Osteogenesis imperfecta (OI) is a genetically heterogeneous connective tissue disorder. It is a rare disease, with an estimated prevalence of 1:10,000 and to date, there is no cure. These patients have increased bone fragility and low bone mass with consequent frequent fractures and bone deformities. They may have scoliosis, short stature, ligamentous laxity, and also many extra-skeletal manifestations1. Because of its heterogenous clinical presentation, a classification of four different types of OI (I-IV) was initially created by Sillence et al in 1979. However, the classification has evolved substantially since then as genetic testing has allowed the identification of new subtypes, with a total of 19 genetic subtypes described up to now1–3.

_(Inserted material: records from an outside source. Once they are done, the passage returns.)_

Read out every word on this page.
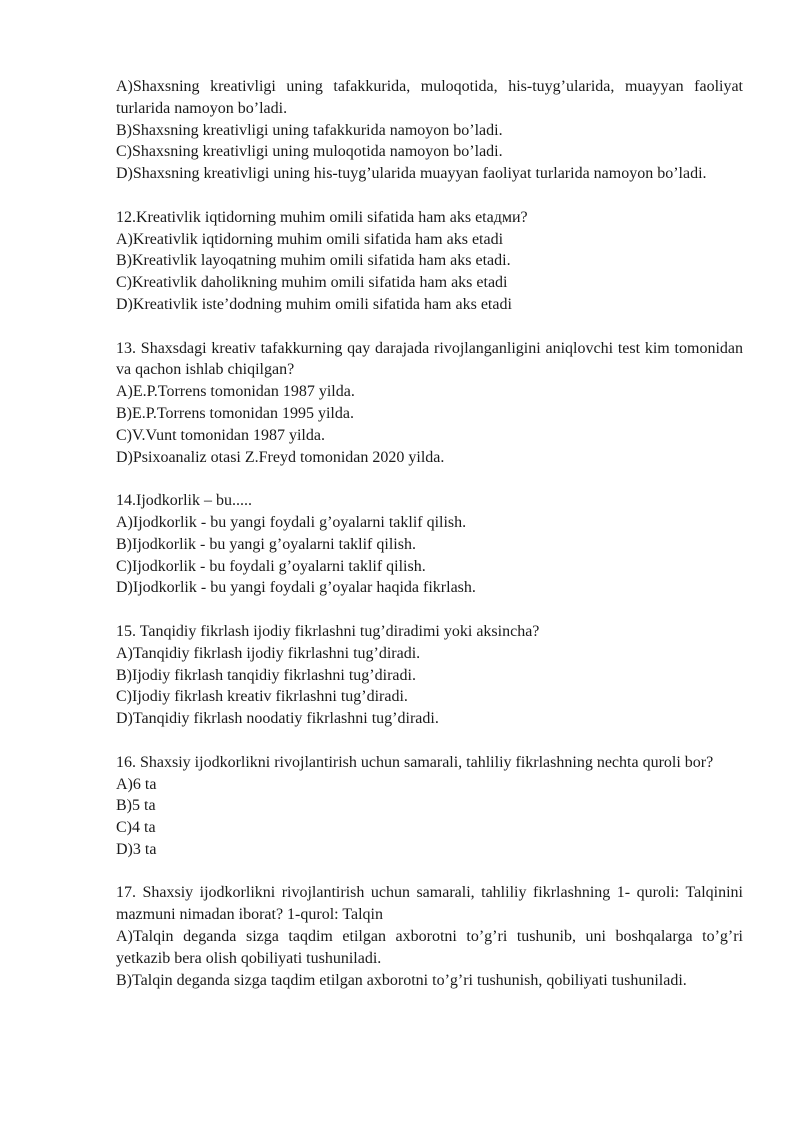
A)Shaxsning kreativligi uning tafakkurida, muloqotida, his-tuyg’ularida, muayyan faoliyat turlarida namoyon bo’ladi.
B)Shaxsning kreativligi uning tafakkurida namoyon bo’ladi.
C)Shaxsning kreativligi uning muloqotida namoyon bo’ladi.
D)Shaxsning kreativligi uning his-tuyg’ularida muayyan faoliyat turlarida namoyon bo’ladi.
12.Kreativlik iqtidorning muhim omili sifatida ham aks etaдми?
A)Kreativlik iqtidorning muhim omili sifatida ham aks etadi
B)Kreativlik layoqatning muhim omili sifatida ham aks etadi.
C)Kreativlik daholikning muhim omili sifatida ham aks etadi
D)Kreativlik iste’dodning muhim omili sifatida ham aks etadi
13. Shaxsdagi kreativ tafakkurning qay darajada rivojlanganligini aniqlovchi test kim tomonidan va qachon ishlab chiqilgan?
A)E.P.Torrens tomonidan 1987 yilda.
B)E.P.Torrens tomonidan 1995 yilda.
C)V.Vunt tomonidan 1987 yilda.
D)Psixoanaliz otasi Z.Freyd tomonidan 2020 yilda.
14.Ijodkorlik – bu.....
A)Ijodkorlik - bu yangi foydali g’oyalarni taklif qilish.
B)Ijodkorlik - bu yangi g’oyalarni taklif qilish.
C)Ijodkorlik - bu foydali g’oyalarni taklif qilish.
D)Ijodkorlik - bu yangi foydali g’oyalar haqida fikrlash.
15. Tanqidiy fikrlash ijodiy fikrlashni tug’diradimi yoki aksincha?
A)Tanqidiy fikrlash ijodiy fikrlashni tug’diradi.
B)Ijodiy fikrlash tanqidiy fikrlashni tug’diradi.
C)Ijodiy fikrlash kreativ fikrlashni tug’diradi.
D)Tanqidiy fikrlash noodatiy fikrlashni tug’diradi.
16. Shaxsiy ijodkorlikni rivojlantirish uchun samarali, tahliliy fikrlashning nechta quroli bor?
A)6 ta
B)5 ta
C)4 ta
D)3 ta
17. Shaxsiy ijodkorlikni rivojlantirish uchun samarali, tahliliy fikrlashning 1- quroli: Talqinini mazmuni nimadan iborat? 1-qurol: Talqin
A)Talqin deganda sizga taqdim etilgan axborotni to’g’ri tushunib, uni boshqalarga to’g’ri yetkazib bera olish qobiliyati tushuniladi.
B)Talqin deganda sizga taqdim etilgan axborotni to’g’ri tushunish, qobiliyati tushuniladi.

Most cases (85-90%) are due to mutations of the genes encoding type I collagen (COL1A1, COL1A2), which is the main component of the extracellular matrix found in bone and skin. All four initial types of OI involves either of these genes1. With advancements in sequencing, non-collagen genes have been identified to be involved in OI including genes encoding for proteins that are involved in collagen processing, bone cell differentiation, and mineralization2,4.
It has been described that patients with OI can develop hearing loss (HL). It is believed that HL is a result of a variety of abnormalities, which seem to be different depending on the type of OI. Temporal bones of OI patients show delayed patterns of ossification, otosclerotic lesions, microfractures of the ossicles, stapes footplate fixation and/or obliteration of the round window5–8. As a result, patients can develop conductive (CHL), sensorineural (SNHL) or mixed HL5.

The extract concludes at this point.